Barbara and Carlton Molette
Barbara and Carlton Molette have each authored plays and articles individually and together they have co-authored plays, scholarly articles and the books, Black Theatre: Premise and Presentation, and Afrocentric Theatre. Dramatists Guild members since 1971, their playwrighting collaborations began with ROSALEE PRITCHETT, premiered by the Morehouse-Spelman Players in 1970 and produced in New York by the Negro Ensemble Company in 1971, by the Free Southern Theatre in New Orleans and on tour, by several university theatres and published by Dramatists Play Service and in Black Writers of America.
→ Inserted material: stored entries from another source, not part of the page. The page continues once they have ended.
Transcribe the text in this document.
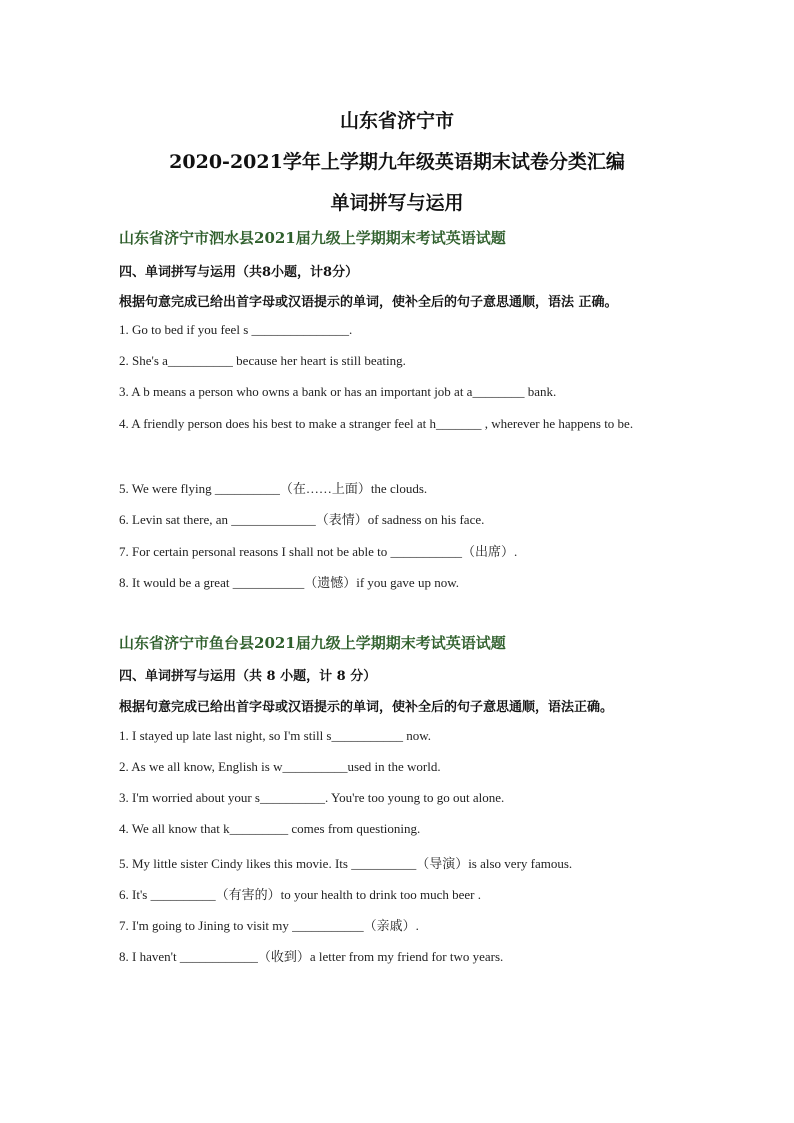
山东省济宁市
2020-2021学年上学期九年级英语期末试卷分类汇编
单词拼写与运用
山东省济宁市泗水县2021届九级上学期期末考试英语试题
四、单词拼写与运用（共8小题，计8分）
根据句意完成已给出首字母或汉语提示的单词，使补全后的句子意思通顺，语法 正确。
1. Go to bed if you feel s _______________.
2. She's a__________ because her heart is still beating.
3. A b means a person who owns a bank or has an important job at a________ bank.
4. A friendly person does his best to make a stranger feel at h_______ , wherever he happens to be.
5. We were flying __________（在……上面）the clouds.
6. Levin sat there, an _____________（表情）of sadness on his face.
7. For certain personal reasons I shall not be able to ___________（出席）.
8. It would be a great ___________（遗憾）if you gave up now.
山东省济宁市鱼台县2021届九级上学期期末考试英语试题
四、单词拼写与运用（共 8 小题，计 8 分）
根据句意完成已给出首字母或汉语提示的单词，使补全后的句子意思通顺，语法正确。
1. I stayed up late last night, so I'm still s___________ now.
2. As we all know, English is w__________used in the world.
3. I'm worried about your s__________. You're too young to go out alone.
4. We all know that k_________ comes from questioning.
5. My little sister Cindy likes this movie. Its __________（导演）is also very famous.
6. It's __________（有害的）to your health to drink too much beer .
7. I'm going to Jining to visit my ___________（亲戚）.
8. I haven't ____________（收到）a letter from my friend for two years.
They received Black Theatre Network’s Lifetime Membership Award in 2012, National Black Theatre Festival’s Living Legend Award in 2013 and Atlanta Black Theatre Festival’s Legend award in 2016.
Ifa Bayeza
Ifa Bayeza is an award-winning theater artist and novelist. Her critically acclaimed drama The Ballad of Emmett Till premiered at the Goodman Theatre in Chicago and was awarded a Eugene O’Neill National Playwrights Conference fellowship and the Mystery Writers of America Edgar Award for Best Play. The Ballad made its West Coast premiere at the Fountain Theatre in Los Angeles, garnering six Ovation Awards, including Best Production; four Drama Desk Critics’ Circle Awards, including Best Production; and the Backstage Garland Award for Best Playwriting. After numerous critically acclaimed regional productions, Bayeza has expanded The Ballad into The Till Trilogy, recounting the epic Civil Rights saga in three distinct dramas. In June 2018, Mosaic Theatre in Washington DC will present for the first time all three plays, The Ballad of Emmett Till, benevolence and That Summer in Sumner, in sequence. Other innovative works for the stage include Ta’zieh – Between Two Rivers; Welcome to Wandaland; String Theory and Homer G & the Rhapsodies in The Fall of Detroit, for which she received a Kennedy Center Fund for New American Plays Award. Musicals include Charleston Olio, a Fred Ebb Musical Theatre Award finalist, and Kid Zero with music by multiple Grammy-nominee Harvey Mason. Bayeza is also a novelist, debuting with the "gorgeous" (NY Times), "magical" (Elle), “dazzling” (Essence) Some Sing, Some Cry, co-authored with her sister Ntozake Shange. A graduate of Harvard University and formerly Distinguished Artist-in-Residence and Sr. Visiting Lecturer in the Department of Africana Studies at Brown University, she was named 2014 Rhode Island State Council on the Arts Playwriting Fellow. Currently, she is pursuing her MFA in Directing and Dramaturgy at the University of Massachusetts Amherst, where she will be directing her adaptation of Wallace Thurman’s Harlem Renaissance classic novel Infants of the Spring, premiering at UMass Amherst Rand Theater in March 2018.